By Christopher Swann and Robert Cyran
The authors are Reuters Breakingviews columnists. The opinions expressed are their own.

Chesapeake Energy’s decision to do the right thing shouldn’t impress investors. Its directors are only doing so under duress. Stripping Chief Executive Aubrey McClendon of the chairmanship and ending his personal investments in the firm’s wells are obvious and very belated moves. But McClendon’s deal-making and borrowing have accompanied lagging returns. Shareholders deserve more radical changes in the boardroom.

Many of Chesapeake’s woes may have been exacerbated by allowing McClendon to take a slice of each of the company’s wells. Sure, he shared the costs of drilling but the way he borrowed reduced his personal risk, giving him an incentive to push Chesapeake into a perpetual spending spree. Furthermore, as a risk-taker by nature, McClendon pushed the firm to take on far too much debt – close to half of which resides off the balance sheet. The firm’s monstrous complexity, thanks to dozens of side deals, also looks to have been driven partly by a desire to fund this empire-building.
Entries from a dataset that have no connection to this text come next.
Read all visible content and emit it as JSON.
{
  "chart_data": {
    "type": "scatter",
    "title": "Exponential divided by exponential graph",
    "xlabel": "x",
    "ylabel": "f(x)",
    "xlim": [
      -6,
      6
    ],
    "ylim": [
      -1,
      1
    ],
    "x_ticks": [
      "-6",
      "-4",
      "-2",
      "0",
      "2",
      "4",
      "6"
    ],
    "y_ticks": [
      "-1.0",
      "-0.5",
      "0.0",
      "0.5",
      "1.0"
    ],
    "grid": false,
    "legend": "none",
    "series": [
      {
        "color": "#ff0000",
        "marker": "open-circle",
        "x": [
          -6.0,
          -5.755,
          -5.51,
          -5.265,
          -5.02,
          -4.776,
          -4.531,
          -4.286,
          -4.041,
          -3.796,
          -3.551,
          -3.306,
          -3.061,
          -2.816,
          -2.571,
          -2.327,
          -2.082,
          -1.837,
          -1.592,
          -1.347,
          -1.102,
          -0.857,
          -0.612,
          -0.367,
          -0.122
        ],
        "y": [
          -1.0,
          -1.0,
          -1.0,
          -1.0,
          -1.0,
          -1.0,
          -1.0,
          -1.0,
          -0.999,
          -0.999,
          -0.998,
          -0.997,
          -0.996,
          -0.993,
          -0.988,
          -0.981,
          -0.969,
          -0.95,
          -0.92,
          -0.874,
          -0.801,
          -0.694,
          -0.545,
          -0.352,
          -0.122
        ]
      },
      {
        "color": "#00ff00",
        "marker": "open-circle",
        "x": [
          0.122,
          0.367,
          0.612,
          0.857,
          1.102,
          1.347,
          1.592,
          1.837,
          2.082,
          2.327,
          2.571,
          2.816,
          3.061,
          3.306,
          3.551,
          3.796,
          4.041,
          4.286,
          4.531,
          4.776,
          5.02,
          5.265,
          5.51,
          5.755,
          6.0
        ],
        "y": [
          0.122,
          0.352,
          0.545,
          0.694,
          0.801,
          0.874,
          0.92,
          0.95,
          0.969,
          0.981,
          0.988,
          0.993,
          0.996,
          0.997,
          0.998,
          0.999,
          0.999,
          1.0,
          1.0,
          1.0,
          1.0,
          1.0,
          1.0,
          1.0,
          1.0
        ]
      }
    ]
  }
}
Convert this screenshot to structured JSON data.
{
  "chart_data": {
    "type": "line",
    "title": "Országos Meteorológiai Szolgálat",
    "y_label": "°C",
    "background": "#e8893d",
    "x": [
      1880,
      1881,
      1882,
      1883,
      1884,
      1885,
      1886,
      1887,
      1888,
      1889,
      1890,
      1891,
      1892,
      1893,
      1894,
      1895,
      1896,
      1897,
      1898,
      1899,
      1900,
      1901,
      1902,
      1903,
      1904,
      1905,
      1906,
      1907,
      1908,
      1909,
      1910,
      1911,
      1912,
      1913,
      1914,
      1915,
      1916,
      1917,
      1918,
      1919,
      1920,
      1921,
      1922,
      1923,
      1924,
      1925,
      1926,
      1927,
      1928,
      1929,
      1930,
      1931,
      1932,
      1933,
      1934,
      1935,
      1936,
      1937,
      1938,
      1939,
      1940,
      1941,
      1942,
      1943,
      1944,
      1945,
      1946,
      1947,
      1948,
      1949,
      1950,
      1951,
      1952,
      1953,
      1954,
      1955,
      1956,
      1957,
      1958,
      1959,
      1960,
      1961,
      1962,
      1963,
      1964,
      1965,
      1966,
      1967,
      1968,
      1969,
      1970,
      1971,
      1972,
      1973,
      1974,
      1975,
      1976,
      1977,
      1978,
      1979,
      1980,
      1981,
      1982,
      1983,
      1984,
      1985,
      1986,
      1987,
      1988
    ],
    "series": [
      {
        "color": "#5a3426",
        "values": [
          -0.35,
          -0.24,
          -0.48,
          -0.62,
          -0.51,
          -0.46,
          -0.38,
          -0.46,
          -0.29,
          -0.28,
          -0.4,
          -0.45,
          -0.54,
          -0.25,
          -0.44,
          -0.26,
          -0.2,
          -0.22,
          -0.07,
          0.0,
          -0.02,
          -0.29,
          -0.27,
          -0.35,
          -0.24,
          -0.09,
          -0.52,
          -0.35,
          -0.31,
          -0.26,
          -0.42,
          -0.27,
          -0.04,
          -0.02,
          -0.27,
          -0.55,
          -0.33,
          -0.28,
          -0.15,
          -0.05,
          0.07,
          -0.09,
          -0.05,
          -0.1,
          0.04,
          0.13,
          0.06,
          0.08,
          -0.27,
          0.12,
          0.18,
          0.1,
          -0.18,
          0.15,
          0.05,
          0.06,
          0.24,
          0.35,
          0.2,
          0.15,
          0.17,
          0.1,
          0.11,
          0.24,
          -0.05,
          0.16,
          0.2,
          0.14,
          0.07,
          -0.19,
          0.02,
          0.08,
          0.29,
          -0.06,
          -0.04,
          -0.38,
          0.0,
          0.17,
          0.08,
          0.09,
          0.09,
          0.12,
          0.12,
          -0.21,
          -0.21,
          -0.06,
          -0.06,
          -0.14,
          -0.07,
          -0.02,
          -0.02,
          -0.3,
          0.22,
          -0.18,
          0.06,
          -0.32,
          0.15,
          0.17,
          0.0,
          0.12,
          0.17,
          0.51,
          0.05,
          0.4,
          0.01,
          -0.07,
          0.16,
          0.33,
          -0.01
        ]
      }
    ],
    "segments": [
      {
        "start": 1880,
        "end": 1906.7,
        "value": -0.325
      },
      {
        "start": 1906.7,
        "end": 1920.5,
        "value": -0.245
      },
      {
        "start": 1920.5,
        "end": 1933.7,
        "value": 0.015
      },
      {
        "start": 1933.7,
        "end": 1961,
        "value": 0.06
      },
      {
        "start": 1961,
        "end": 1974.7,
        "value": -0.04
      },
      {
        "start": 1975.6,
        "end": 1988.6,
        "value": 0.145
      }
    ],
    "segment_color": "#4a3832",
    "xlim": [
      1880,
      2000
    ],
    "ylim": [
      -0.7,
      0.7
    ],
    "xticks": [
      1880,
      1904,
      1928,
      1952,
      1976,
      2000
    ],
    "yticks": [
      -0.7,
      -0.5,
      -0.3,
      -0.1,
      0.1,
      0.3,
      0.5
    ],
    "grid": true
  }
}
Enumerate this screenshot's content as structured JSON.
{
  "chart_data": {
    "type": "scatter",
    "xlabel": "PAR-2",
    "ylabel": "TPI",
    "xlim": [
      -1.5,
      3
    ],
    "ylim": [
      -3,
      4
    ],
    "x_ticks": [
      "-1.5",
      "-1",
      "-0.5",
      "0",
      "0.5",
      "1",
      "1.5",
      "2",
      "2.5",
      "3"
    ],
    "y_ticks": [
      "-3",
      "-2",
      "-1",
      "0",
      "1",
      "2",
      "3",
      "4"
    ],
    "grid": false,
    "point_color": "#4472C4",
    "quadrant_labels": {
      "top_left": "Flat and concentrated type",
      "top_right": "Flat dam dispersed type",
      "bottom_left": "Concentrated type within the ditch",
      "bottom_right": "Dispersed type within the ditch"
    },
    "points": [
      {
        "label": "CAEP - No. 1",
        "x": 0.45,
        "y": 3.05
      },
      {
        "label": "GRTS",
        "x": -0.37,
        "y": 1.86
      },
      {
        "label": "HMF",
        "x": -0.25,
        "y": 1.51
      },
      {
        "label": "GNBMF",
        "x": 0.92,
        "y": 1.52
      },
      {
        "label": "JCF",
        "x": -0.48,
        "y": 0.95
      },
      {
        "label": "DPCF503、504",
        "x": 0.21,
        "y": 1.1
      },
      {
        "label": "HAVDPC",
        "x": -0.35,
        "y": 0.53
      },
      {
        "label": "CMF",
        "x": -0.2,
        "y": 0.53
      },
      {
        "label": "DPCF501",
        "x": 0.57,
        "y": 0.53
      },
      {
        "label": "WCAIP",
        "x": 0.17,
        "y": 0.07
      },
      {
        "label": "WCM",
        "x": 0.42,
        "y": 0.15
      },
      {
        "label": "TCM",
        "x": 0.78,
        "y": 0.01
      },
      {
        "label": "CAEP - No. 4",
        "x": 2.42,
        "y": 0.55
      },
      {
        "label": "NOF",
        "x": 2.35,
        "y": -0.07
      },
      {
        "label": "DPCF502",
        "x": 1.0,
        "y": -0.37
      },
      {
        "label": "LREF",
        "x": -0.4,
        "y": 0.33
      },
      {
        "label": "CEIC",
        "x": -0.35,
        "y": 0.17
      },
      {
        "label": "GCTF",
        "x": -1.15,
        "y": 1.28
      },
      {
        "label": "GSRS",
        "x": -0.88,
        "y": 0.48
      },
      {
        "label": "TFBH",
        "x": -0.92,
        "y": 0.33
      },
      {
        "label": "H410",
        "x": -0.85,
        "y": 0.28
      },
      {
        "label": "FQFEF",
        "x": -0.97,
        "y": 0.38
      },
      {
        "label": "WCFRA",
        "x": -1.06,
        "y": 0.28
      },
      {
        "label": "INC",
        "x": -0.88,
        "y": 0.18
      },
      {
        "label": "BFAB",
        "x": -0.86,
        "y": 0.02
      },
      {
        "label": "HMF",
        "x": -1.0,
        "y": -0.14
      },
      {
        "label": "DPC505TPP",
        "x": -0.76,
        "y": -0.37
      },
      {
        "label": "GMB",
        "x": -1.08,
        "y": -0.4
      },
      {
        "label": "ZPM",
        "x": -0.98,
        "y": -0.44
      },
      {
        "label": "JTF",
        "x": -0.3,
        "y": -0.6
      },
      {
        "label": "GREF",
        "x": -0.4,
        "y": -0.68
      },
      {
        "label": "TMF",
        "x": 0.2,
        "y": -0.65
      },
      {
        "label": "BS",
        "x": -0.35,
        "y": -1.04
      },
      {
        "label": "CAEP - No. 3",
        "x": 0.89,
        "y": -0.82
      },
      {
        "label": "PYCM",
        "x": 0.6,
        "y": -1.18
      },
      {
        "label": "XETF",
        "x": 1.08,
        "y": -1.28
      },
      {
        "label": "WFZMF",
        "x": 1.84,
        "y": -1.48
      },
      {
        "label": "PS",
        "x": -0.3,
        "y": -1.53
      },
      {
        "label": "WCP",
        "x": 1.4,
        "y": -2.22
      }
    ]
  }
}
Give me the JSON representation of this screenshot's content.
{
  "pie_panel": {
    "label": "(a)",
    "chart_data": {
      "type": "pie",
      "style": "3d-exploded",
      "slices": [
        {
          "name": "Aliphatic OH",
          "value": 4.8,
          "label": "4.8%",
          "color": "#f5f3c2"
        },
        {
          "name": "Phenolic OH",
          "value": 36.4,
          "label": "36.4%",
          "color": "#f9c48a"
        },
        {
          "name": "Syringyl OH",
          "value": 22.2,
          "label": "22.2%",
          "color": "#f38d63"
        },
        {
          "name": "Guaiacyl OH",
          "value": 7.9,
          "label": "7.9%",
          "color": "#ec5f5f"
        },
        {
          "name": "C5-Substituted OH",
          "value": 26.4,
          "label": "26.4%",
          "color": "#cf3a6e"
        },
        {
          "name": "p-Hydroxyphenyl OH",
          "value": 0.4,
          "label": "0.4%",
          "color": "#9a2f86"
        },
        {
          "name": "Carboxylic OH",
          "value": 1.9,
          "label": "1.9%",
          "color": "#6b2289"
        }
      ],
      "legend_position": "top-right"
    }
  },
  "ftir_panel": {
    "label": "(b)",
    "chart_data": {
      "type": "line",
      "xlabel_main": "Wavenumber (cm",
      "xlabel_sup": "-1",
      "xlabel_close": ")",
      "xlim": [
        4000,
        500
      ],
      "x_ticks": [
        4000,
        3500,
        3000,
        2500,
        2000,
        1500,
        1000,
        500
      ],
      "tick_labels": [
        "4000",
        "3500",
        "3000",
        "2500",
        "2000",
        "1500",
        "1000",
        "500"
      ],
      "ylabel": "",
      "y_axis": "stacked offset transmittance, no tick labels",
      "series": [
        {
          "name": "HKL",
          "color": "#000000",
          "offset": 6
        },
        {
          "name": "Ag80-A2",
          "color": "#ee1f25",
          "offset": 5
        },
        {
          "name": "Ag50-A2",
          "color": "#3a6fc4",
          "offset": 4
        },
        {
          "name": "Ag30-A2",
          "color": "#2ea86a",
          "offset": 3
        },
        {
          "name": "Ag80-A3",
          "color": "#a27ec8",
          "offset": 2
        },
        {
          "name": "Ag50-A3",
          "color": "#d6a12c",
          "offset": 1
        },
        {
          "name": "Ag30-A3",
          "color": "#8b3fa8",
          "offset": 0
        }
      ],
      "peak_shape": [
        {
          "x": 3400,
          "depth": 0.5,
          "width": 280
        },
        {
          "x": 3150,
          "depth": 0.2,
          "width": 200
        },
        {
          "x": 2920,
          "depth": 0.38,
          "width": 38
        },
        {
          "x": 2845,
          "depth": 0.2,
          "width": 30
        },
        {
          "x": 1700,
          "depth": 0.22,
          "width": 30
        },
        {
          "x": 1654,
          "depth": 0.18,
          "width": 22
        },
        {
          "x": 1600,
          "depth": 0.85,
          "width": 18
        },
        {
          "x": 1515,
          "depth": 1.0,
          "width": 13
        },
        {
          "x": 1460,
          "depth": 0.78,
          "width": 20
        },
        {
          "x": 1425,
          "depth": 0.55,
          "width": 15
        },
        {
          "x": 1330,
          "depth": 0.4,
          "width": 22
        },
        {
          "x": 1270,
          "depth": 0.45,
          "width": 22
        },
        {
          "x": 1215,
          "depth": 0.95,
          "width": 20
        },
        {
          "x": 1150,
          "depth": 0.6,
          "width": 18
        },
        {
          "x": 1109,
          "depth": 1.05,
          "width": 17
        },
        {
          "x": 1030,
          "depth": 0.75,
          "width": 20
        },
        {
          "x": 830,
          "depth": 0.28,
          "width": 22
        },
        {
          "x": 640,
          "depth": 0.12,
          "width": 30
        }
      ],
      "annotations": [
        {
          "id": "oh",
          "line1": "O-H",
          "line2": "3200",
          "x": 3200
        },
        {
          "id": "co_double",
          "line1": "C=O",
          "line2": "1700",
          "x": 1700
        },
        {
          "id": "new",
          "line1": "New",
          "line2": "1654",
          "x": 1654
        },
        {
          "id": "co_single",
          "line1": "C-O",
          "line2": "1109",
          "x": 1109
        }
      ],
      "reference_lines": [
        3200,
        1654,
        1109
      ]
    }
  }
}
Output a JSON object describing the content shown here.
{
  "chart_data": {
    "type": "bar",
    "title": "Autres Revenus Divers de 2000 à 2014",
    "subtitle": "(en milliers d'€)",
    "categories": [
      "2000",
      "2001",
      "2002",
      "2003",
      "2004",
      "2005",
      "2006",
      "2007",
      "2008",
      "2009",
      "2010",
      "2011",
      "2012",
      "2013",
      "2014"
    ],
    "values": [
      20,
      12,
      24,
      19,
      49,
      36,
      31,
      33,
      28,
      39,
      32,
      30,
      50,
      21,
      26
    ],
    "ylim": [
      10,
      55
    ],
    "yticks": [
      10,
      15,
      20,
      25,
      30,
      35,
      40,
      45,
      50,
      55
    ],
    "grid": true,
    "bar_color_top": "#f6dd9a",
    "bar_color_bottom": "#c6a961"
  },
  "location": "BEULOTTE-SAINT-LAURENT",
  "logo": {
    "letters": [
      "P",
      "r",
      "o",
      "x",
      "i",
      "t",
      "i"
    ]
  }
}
Unfortunately, the board’s moves don’t amount to enough. Chesapeake’s long underperformance meant the board had plenty of time to consider the impact of the well program’s perverse incentives. Even accounting for dividends, Chesapeake investors have lost about 40 percent over the past five years, against positive returns of more than 50 percent for rival EOG Resources and 85 percent for Range Resources.

Yet directors didn’t act until a media firestorm consumed the company. What little steps they have taken so far reinforce their unwillingness or inability to rein in McClendon’s risk-taking unless they have a gun to their heads. They virtually admit as much by allowing him to stay on as chairman until they identify his replacement, rather than having one of them take on the role, if only temporarily. In any event, one outsider is going to find it tough indeed to stand up to the firm’s founder and chief executive backed by a supine board.

At the very least, additional board members are needed, in addition to the two seeking reelection who shareholders can vote against in the upcoming annual meeting. McClendon has at least amassed an impressive energy portfolio. But he increasingly looks to be the wrong man to harvest these resources. His financial legerdemain has left the firm highly vulnerable and means investors may never get to reap the full benefits from Chesapeake’s most promising businesses.